It is the heat of summer, one of those days when all things seemed extra sultry and bleak. I climb aboard a bus headed south. It is a nondescript bus with an even more un-determined path. Eyes peer out of sweat coated faces as the air conditioner gasps above the slender rows. Two petite girls with their bug eyes and cherry faces exit with their mother just as I enter. The bus was suddenly empty of all things youthful. A college girl in her mid twenties with her legs wrapped around her professor boyfriend are the only thing that will keep this trip from being a bunch of salty old crackers baking in the sun.
"May I sit here?" I ask a woman about my age with graying black hair to shift her bag so that I can place my weary bones on the already dripping leather.
"Sure," she seems overly cheerful to have a seat companion, but I don't think much of it.
I have reached middle age and with that came a sense of responsibility to go out and make something happen. I have to go out and change the world before it is too late. Well it is either change the world, buy a Ferrari, or go live with your kids outside of Boca. The truth is I am already outside. I lived my life on the outskirts with my long hippy hair and my mustache that always seemed out of place on my slender Italian face.
"I'm Mary," she says taking my hand in hers.
The shake leads to a dripping of sweat between us as we pull away. It was way too hot and no one seemed to notice but me. Sure, they fanned themselves, wiped away the sweat, but they didn't complain. Instead we all headed south hoping to find something that wasn't autonomy from the high temperatures.
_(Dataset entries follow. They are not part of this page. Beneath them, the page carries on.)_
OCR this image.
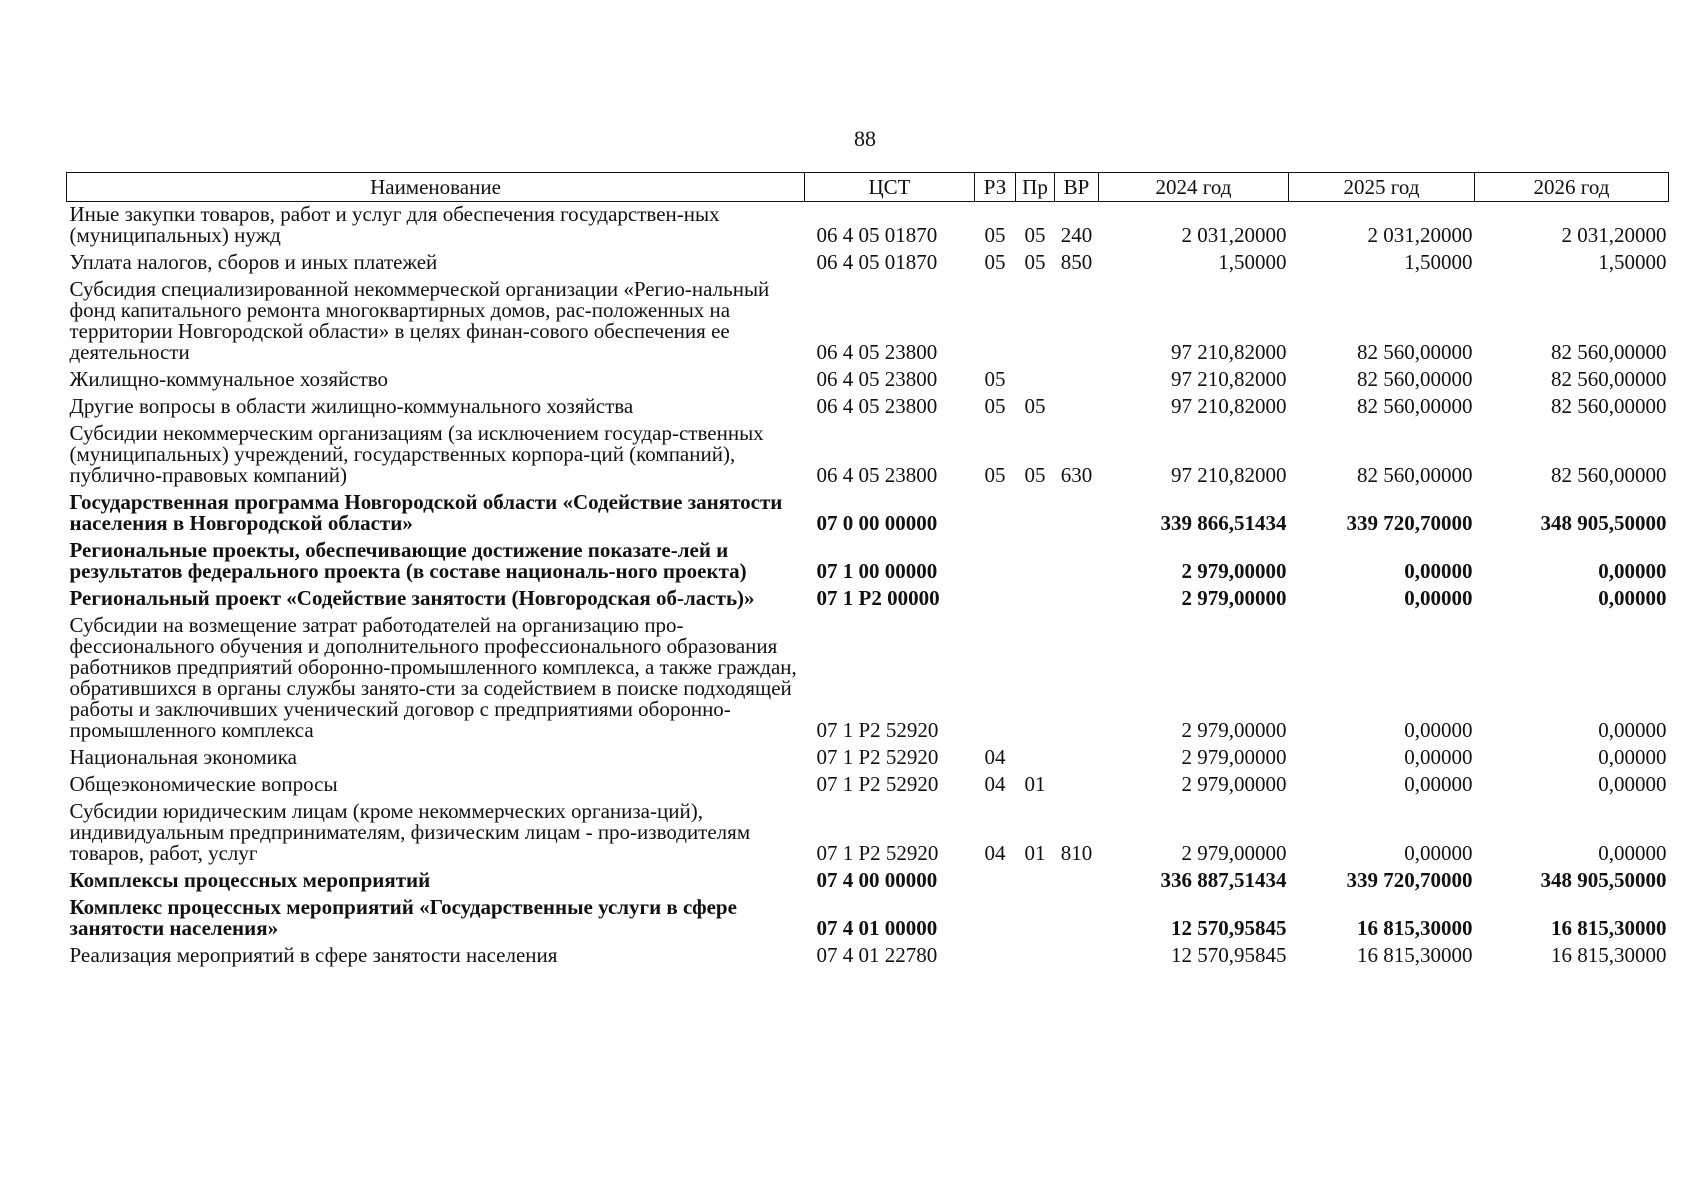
88
Наименование	ЦСТ	РЗ	Пр	ВР	2024 год	2025 год	2026 год
Иные закупки товаров, работ и услуг для обеспечения государствен-ных (муниципальных) нужд	06 4 05 01870	05	05	240	2 031,20000	2 031,20000	2 031,20000
Уплата налогов, сборов и иных платежей	06 4 05 01870	05	05	850	1,50000	1,50000	1,50000
Субсидия специализированной некоммерческой организации «Регио-нальный фонд капитального ремонта многоквартирных домов, рас-положенных на территории Новгородской области» в целях финан-сового обеспечения ее деятельности	06 4 05 23800				97 210,82000	82 560,00000	82 560,00000
Жилищно-коммунальное хозяйство	06 4 05 23800	05			97 210,82000	82 560,00000	82 560,00000
Другие вопросы в области жилищно-коммунального хозяйства	06 4 05 23800	05	05		97 210,82000	82 560,00000	82 560,00000
Субсидии некоммерческим организациям (за исключением государ-ственных (муниципальных) учреждений, государственных корпора-ций (компаний), публично-правовых компаний)	06 4 05 23800	05	05	630	97 210,82000	82 560,00000	82 560,00000
Государственная программа Новгородской области «Содействие занятости населения в Новгородской области»	07 0 00 00000				339 866,51434	339 720,70000	348 905,50000
Региональные проекты, обеспечивающие достижение показате-лей и результатов федерального проекта (в составе националь-ного проекта)	07 1 00 00000				2 979,00000	0,00000	0,00000
Региональный проект «Содействие занятости (Новгородская об-ласть)»	07 1 Р2 00000				2 979,00000	0,00000	0,00000
Субсидии на возмещение затрат работодателей на организацию про-фессионального обучения и дополнительного профессионального образования работников предприятий оборонно-промышленного комплекса, а также граждан, обратившихся в органы службы занято-сти за содействием в поиске подходящей работы и заключивших ученический договор с предприятиями оборонно-промышленного комплекса	07 1 Р2 52920				2 979,00000	0,00000	0,00000
Национальная экономика	07 1 Р2 52920	04			2 979,00000	0,00000	0,00000
Общеэкономические вопросы	07 1 Р2 52920	04	01		2 979,00000	0,00000	0,00000
Субсидии юридическим лицам (кроме некоммерческих организа-ций), индивидуальным предпринимателям, физическим лицам - про-изводителям товаров, работ, услуг	07 1 Р2 52920	04	01	810	2 979,00000	0,00000	0,00000
Комплексы процессных мероприятий	07 4 00 00000				336 887,51434	339 720,70000	348 905,50000
Комплекс процессных мероприятий «Государственные услуги в сфере занятости населения»	07 4 01 00000				12 570,95845	16 815,30000	16 815,30000
Реализация мероприятий в сфере занятости населения	07 4 01 22780				12 570,95845	16 815,30000	16 815,30000
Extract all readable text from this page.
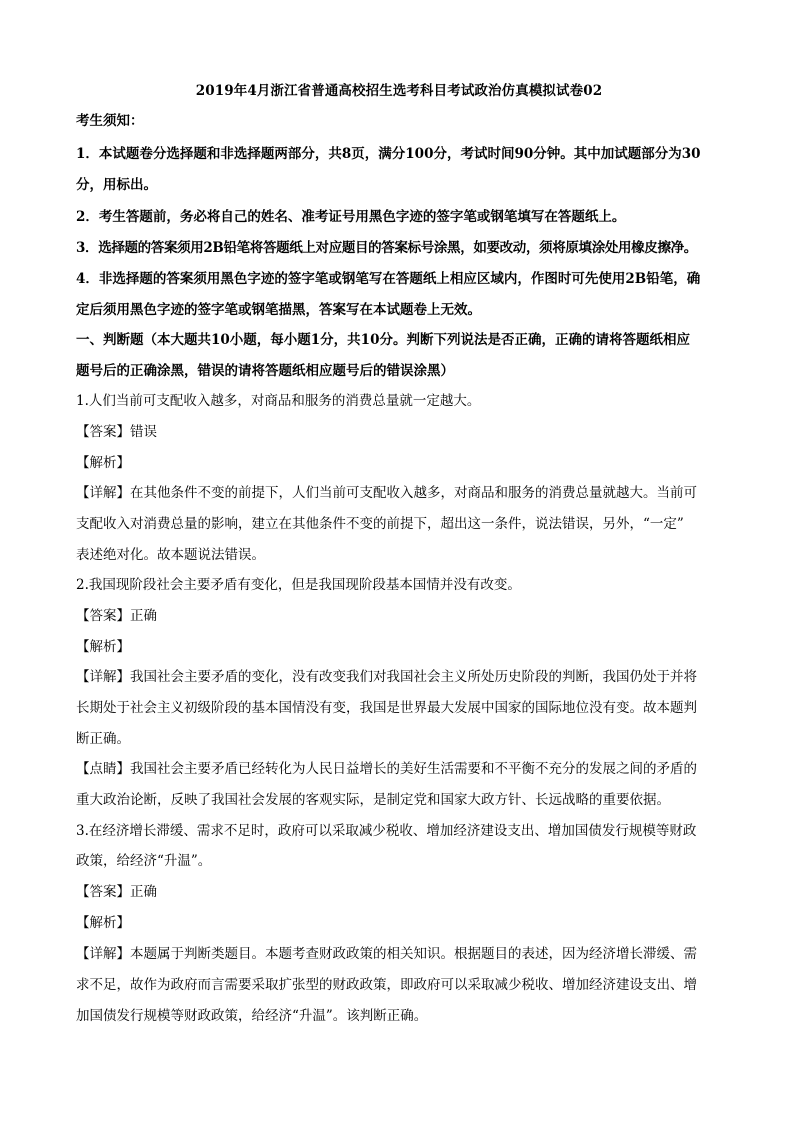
2019年4月浙江省普通高校招生选考科目考试政治仿真模拟试卷02
考生须知：
1．本试题卷分选择题和非选择题两部分，共8页，满分100分，考试时间90分钟。其中加试题部分为30
分，用标出。
2．考生答题前，务必将自己的姓名、准考证号用黑色字迹的签字笔或钢笔填写在答题纸上。
3．选择题的答案须用2B铅笔将答题纸上对应题目的答案标号涂黑，如要改动，须将原填涂处用橡皮擦净。
4．非选择题的答案须用黑色字迹的签字笔或钢笔写在答题纸上相应区域内，作图时可先使用2B铅笔，确
定后须用黑色字迹的签字笔或钢笔描黑，答案写在本试题卷上无效。
一、判断题（本大题共10小题，每小题1分，共10分。判断下列说法是否正确，正确的请将答题纸相应
题号后的正确涂黑，错误的请将答题纸相应题号后的错误涂黑）
1.人们当前可支配收入越多，对商品和服务的消费总量就一定越大。
【答案】错误
【解析】
【详解】在其他条件不变的前提下，人们当前可支配收入越多，对商品和服务的消费总量就越大。当前可
支配收入对消费总量的影响，建立在其他条件不变的前提下，超出这一条件，说法错误，另外，“一定”
表述绝对化。故本题说法错误。
2.我国现阶段社会主要矛盾有变化，但是我国现阶段基本国情并没有改变。
【答案】正确
【解析】
【详解】我国社会主要矛盾的变化，没有改变我们对我国社会主义所处历史阶段的判断，我国仍处于并将
长期处于社会主义初级阶段的基本国情没有变，我国是世界最大发展中国家的国际地位没有变。故本题判
断正确。
【点睛】我国社会主要矛盾已经转化为人民日益增长的美好生活需要和不平衡不充分的发展之间的矛盾的
重大政治论断，反映了我国社会发展的客观实际，是制定党和国家大政方针、长远战略的重要依据。
3.在经济增长滞缓、需求不足时，政府可以采取减少税收、增加经济建设支出、增加国债发行规模等财政
政策，给经济“升温”。
【答案】正确
【解析】
【详解】本题属于判断类题目。本题考查财政政策的相关知识。根据题目的表述，因为经济增长滞缓、需
求不足，故作为政府而言需要采取扩张型的财政政策，即政府可以采取减少税收、增加经济建设支出、增
加国债发行规模等财政政策，给经济“升温”。该判断正确。
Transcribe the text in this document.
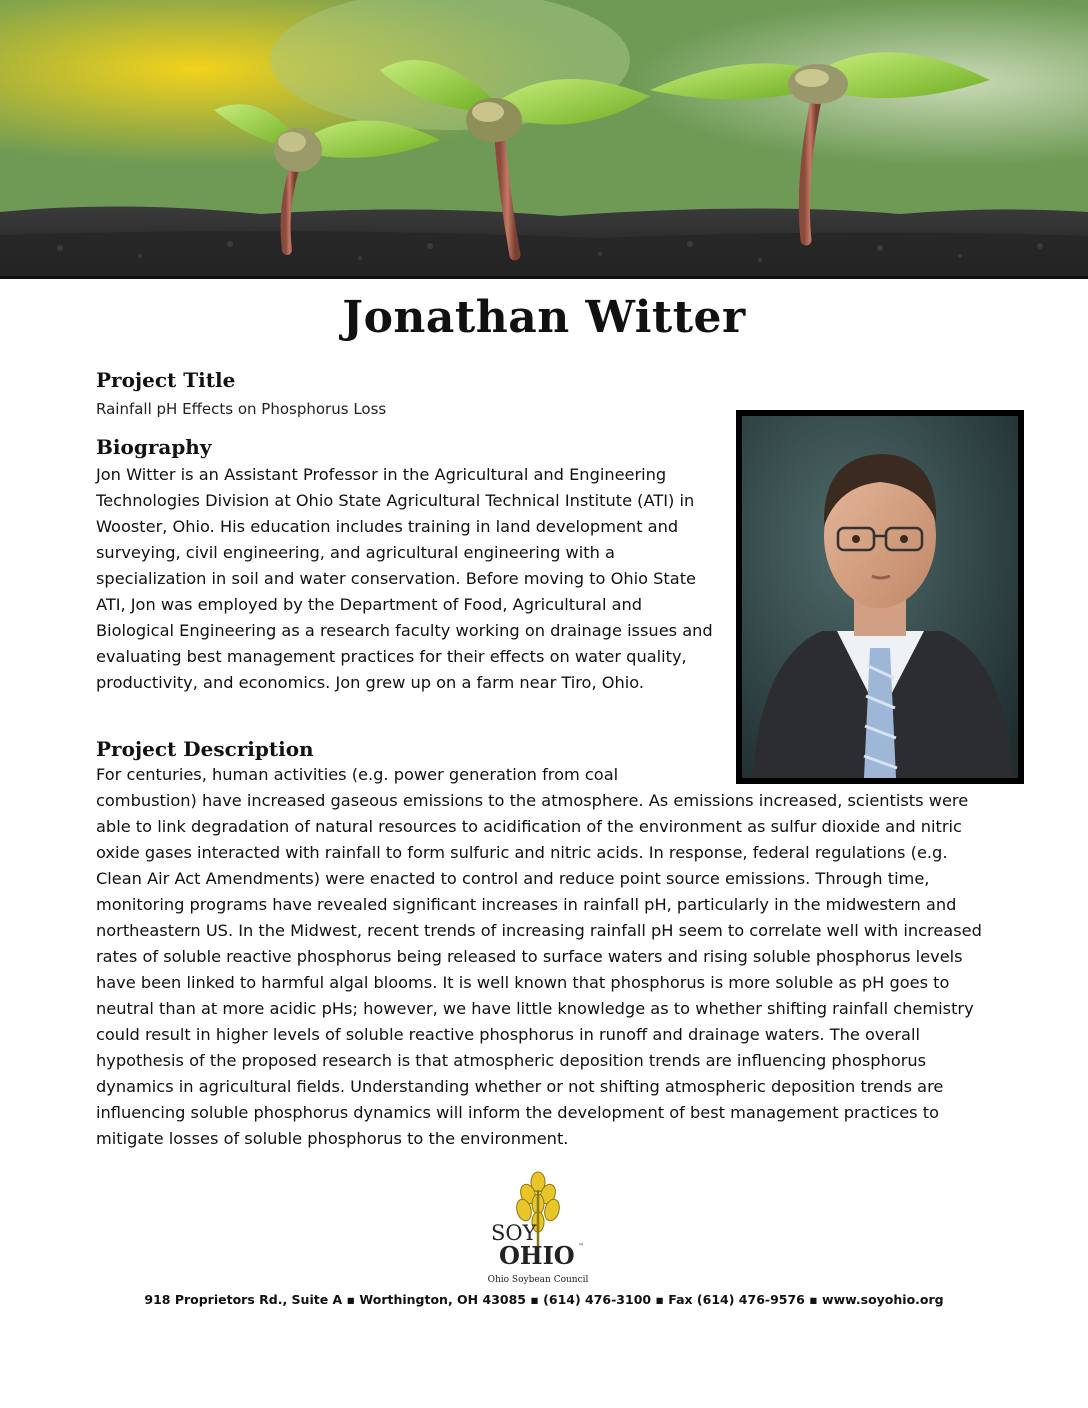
Jonathan Witter
Project Title

Rainfall pH Effects on Phosphorus Loss

Biography

Jon Witter is an Assistant Professor in the Agricultural and Engineering Technologies Division at Ohio State Agricultural Technical Institute (ATI) in Wooster, Ohio. His education includes training in land development and surveying, civil engineering, and agricultural engineering with a specialization in soil and water conservation. Before moving to Ohio State ATI, Jon was employed by the Department of Food, Agricultural and Biological Engineering as a research faculty working on drainage issues and evaluating best management practices for their effects on water quality, productivity, and economics. Jon grew up on a farm near Tiro, Ohio.

Project Description

For centuries, human activities (e.g. power generation from coal combustion) have increased gaseous emissions to the atmosphere. As emissions increased, scientists were able to link degradation of natural resources to acidification of the environment as sulfur dioxide and nitric oxide gases interacted with rainfall to form sulfuric and nitric acids. In response, federal regulations (e.g. Clean Air Act Amendments) were enacted to control and reduce point source emissions. Through time, monitoring programs have revealed significant increases in rainfall pH, particularly in the midwestern and northeastern US. In the Midwest, recent trends of increasing rainfall pH seem to correlate well with increased rates of soluble reactive phosphorus being released to surface waters and rising soluble phosphorus levels have been linked to harmful algal blooms. It is well known that phosphorus is more soluble as pH goes to neutral than at more acidic pHs; however, we have little knowledge as to whether shifting rainfall chemistry could result in higher levels of soluble reactive phosphorus in runoff and drainage waters. The overall hypothesis of the proposed research is that atmospheric deposition trends are influencing phosphorus dynamics in agricultural fields. Understanding whether or not shifting atmospheric deposition trends are influencing soluble phosphorus dynamics will inform the development of best management practices to mitigate losses of soluble phosphorus to the environment.

SOY
OHIO ™
Ohio Soybean Council

918 Proprietors Rd., Suite A ▪ Worthington, OH 43085 ▪ (614) 476-3100 ▪ Fax (614) 476-9576 ▪ www.soyohio.org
Mary intrigued me as much as any man my age can be intrigued by a woman they had barely talked to, which was a lot. There were a million fantasies already going through my mind about her overly small mouth and ample thighs that touched mine especially when the crazed bus driver barreled over a bump. Sweat trickled down her nose and touched the bare flesh of my hands. I dream of licking the sweat from my hand but think better against it.
"You got anything to eat?" Another old fart like me leans over smelling of tobacco.
"No," I say firmly pressing myself closer to Mary.
"I keep trying to quit smoking, but it makes the appetite more. I guess I got an oral fixation. Freud would have a field day with those of us who continue to smoke even though the health department is against it. You know I heard Freud worked for the health department somewhere in Austria or Russia, somewhere like that."
I could barely keep my cool as I continue to stare at him. Surely he realizes what he just said. Surely he knew how ignorant he has been, how invasive?
He continues, "I'm headed down to my grandkids birthday party. She is a beautiful little baby girl, but I fear for her with a mother like hers. I told my son to marry a good girl but he just wouldn't listen. He went behind my back and married that little..."
"I got a piece of chocolate," I say fishing the melted bar out of my pocket.
"Thank you," he says stuffing it into his mouth.
I close my eyes. Sleep comes almost instantly.
I awaken to a frightful spectacle of hell. Outside the window the waved lines of pavement lie motionless around us. The bus is stopped. I rub my eyes and wonder where the restaurant or bathroom is located. Surely there is some outhouse or fishy bar stool awaiting me for fifteen minutes of my journey? Nope, there is nothing because we are un-ironically stopped in the middle of nowhere.
"Where are we?" I turn to Mary.
"The bus is broken," she says lifting her hair off her neck, I freeze.
Mary has the kind of neck that a man like me imagines spreading lips on and running finger tips over. She is the pale color of flame outline, with even paler hairs spread along her mid-neck leading to her collar bone. I harden in my pants as her blackish hair is swooped neatly about fingers that could do a million things to a man. Her nails are natural and dainty with only one crack on the index finger on her right hand. I would kiss that hand.
"They can't call for help," my talkative friend next to me relays the information.
"Why not?" I say with my voice much louder than it should be.
"Radio is broken too."
Broken, I hate the word, broken.
We are all broken, I see that now. I thought I was different falling prey to that frail woman with her big doe eyes who eventually said she divorced me. I said she needed reasons and she said that I just gave her another. I walked out the door then and practically fell onto the bus. This bus would actually prove to be the only settlement that I would be allowed, broken.
The bus driver scrambles back onto the bus a blur of thick waist and knotted hair all over. He looks sweaty and nasty but for once I keep a thought to myself.
"We are going to be here for a while folks," his New York accent reminds us all of our mistake to think that we could travel south and suffer no repercussions.
"It's hot," the college girl says still sitting in the lap of her boyfriend.
"Then I suggest you take off some of those layers," the bus driver says pointing to the professor's arms around her.
"What layers?" She says it with a grin, "these layers?"